Public school districts have gained allies in their fight against charter school expansion in the form of public finance firms that recently dropped their charter school clients. A report from The Bond Buyer notes that Hilltop Securities—a firm that serves a large number of school districts (including Houston ISD) in financial advisory, asset management, and underwriting—recently stopped representing nine charter schools to support its traditional public school clients.
“Hilltop Securities will continue to honor our commitment to those relationships with Texas Independent School Districts by no longer representing charter schools in Texas as advisor, underwriter, placement agent or investment advisor,” said Hilltop chair Hill Feinberg in a letter to Keller ISD.
BOK Financial Securities, another firm representing school districts, also has decided to decline charter school clients and has developed a marketing program to help districts compete with charter chains, including fact sheets that outline the danger of charter proliferation to the funding of traditional public schools. BOK notes that while there are 272,835 current charter school students, the Texas Charter School Association has set a goal of one million by 2025. BOK’s report to districts states: “At this time, seven charter operators enroll 52 percent of all charter students and the growth of these operators has been 799 percent over the last 10 years.”
The firms’ decisions did not come without some pushback, however, as the Texas Association of School Boards weighed in with an email to districts saying it would be illegal under state law to screen financial firms by whether they have charter school clients.

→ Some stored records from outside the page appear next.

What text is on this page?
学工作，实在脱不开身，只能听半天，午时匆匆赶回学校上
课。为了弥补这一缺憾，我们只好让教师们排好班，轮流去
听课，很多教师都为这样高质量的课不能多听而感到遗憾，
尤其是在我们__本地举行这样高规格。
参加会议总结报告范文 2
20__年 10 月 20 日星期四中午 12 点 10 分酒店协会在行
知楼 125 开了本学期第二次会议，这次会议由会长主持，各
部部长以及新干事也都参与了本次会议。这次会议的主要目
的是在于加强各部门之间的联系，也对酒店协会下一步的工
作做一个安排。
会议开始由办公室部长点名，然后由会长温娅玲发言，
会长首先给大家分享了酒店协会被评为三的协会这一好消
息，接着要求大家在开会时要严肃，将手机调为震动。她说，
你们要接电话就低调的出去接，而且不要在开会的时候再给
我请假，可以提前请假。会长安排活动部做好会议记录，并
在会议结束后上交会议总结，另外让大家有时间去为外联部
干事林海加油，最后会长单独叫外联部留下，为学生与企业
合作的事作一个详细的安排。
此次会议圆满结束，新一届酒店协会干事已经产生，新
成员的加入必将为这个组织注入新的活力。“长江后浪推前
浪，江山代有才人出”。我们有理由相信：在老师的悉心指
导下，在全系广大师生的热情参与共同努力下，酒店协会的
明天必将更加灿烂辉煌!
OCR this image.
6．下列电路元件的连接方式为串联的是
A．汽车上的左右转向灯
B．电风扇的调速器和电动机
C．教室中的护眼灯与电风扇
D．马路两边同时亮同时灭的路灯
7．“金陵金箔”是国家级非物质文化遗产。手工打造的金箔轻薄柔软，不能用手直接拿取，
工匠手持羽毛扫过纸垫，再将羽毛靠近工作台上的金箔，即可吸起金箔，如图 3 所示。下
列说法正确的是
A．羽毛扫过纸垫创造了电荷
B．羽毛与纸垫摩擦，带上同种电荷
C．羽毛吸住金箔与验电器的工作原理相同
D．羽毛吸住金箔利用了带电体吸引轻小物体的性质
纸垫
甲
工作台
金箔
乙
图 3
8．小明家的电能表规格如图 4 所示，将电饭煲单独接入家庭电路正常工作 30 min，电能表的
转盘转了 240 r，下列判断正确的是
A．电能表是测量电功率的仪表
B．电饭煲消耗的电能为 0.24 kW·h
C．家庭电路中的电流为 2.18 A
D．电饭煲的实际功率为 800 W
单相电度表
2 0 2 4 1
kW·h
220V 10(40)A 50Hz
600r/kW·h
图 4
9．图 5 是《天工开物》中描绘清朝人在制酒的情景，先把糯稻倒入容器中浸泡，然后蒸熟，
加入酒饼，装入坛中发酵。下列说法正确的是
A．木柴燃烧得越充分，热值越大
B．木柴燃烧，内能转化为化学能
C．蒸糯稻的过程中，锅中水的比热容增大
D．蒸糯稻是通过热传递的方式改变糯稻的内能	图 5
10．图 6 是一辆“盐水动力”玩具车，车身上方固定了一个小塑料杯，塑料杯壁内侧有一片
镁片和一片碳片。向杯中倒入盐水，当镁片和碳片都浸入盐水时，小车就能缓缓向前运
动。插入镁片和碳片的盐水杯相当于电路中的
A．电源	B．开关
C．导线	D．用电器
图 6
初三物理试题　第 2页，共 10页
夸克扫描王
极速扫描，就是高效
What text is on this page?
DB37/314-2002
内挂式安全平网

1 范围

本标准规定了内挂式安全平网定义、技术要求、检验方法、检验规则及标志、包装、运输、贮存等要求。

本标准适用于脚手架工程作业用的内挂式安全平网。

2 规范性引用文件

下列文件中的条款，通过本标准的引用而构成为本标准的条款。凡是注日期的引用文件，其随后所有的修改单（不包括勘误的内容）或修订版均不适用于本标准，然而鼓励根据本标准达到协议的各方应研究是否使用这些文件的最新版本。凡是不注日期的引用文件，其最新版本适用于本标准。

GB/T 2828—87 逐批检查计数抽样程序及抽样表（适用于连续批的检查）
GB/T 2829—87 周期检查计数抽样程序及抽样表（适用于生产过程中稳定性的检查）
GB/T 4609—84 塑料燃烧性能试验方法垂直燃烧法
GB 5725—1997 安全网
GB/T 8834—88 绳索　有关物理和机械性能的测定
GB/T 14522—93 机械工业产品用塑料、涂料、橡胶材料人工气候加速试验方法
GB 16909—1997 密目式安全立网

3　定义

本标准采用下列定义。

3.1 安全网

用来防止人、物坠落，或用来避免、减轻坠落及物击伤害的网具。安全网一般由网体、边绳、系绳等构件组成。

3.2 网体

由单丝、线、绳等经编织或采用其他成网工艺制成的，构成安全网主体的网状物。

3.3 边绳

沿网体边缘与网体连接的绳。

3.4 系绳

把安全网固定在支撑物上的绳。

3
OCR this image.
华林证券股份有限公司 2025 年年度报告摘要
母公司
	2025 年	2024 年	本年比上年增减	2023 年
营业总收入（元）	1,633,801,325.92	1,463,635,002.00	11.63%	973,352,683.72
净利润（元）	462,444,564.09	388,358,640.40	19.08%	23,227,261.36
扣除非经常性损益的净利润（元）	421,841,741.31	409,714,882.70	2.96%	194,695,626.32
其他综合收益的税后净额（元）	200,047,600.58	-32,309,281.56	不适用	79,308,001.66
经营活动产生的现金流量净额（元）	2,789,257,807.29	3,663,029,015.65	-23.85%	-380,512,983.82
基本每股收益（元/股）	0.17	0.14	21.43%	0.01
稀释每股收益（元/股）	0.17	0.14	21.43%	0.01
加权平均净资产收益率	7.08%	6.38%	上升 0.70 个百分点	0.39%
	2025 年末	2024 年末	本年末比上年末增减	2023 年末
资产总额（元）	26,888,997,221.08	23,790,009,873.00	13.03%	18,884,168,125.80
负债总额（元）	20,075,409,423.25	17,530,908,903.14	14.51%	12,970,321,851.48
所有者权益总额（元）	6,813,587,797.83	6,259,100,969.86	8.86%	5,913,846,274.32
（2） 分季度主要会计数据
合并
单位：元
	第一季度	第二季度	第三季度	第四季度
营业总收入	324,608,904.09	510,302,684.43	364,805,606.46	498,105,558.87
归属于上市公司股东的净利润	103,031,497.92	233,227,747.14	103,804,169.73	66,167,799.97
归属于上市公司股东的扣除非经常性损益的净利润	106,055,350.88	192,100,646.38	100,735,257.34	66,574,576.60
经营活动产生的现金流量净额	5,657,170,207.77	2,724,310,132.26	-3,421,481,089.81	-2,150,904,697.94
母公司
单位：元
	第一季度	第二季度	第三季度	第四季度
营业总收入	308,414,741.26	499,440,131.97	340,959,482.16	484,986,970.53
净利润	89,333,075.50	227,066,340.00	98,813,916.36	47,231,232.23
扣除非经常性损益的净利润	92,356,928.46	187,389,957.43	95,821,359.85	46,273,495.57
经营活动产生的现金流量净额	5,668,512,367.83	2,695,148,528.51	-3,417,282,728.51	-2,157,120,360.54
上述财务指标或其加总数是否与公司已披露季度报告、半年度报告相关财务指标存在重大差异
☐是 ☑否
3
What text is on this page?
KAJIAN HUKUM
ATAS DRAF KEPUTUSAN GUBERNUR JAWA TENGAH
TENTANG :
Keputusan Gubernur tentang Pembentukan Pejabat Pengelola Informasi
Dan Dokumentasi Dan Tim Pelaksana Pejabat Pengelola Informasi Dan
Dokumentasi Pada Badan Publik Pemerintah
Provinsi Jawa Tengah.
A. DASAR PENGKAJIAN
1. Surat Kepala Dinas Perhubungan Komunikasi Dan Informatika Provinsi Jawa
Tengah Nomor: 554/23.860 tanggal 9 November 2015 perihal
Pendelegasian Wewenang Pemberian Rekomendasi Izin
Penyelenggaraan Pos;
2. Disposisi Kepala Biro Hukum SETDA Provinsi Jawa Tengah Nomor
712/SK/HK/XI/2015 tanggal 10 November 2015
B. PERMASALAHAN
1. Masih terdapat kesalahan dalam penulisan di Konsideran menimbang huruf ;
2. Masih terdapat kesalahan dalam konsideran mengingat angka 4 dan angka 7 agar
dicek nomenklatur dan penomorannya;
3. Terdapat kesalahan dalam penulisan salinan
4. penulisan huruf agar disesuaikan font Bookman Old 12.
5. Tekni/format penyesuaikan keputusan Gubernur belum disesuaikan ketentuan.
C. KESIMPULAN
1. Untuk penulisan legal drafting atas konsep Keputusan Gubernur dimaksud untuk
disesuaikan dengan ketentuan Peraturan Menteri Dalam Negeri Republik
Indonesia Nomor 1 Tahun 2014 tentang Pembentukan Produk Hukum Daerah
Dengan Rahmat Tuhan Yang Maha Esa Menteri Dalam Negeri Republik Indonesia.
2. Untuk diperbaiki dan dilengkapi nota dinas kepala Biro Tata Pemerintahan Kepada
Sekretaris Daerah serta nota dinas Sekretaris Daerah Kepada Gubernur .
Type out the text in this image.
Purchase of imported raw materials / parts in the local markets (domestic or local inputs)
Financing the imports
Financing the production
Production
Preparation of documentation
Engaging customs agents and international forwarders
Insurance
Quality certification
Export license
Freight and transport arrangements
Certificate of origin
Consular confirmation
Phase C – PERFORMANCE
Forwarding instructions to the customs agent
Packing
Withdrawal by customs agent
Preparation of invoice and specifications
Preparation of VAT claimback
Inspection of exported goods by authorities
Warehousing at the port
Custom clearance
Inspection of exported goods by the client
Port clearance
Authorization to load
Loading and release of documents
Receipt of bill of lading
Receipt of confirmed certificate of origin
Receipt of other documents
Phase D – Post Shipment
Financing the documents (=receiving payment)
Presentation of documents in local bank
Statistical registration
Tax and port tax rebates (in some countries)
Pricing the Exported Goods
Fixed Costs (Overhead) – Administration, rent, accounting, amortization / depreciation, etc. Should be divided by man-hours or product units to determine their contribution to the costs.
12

Regardless, the Hilltop and BOK decisions are sure to be noticed by district officials across the state who are battling charter expansion. And the moves come amidst the current turmoil in Houston ISD, which is trying to stave off the closure of 15 schools for not meeting accountability standards, all while facing teacher layoffs and a $115 million budget shortfall. Monday was the deadline for school districts to submit final plans for partnerships with charters, nonprofits or other educational entities under Senate Bill 1882—legislation that suspends accountability interventions (and even takeover of entire districts by the state) for two years and provides additional state funding for struggling schools. Houston ISD did not comply with the deadline after a tumultuous debate over a proposed partnership with a charter group that resulted in no board vote on the proposal. We’ll have more to report in upcoming Hotlines on the Houston ISD situation and other districts using the provisions of SB 1882.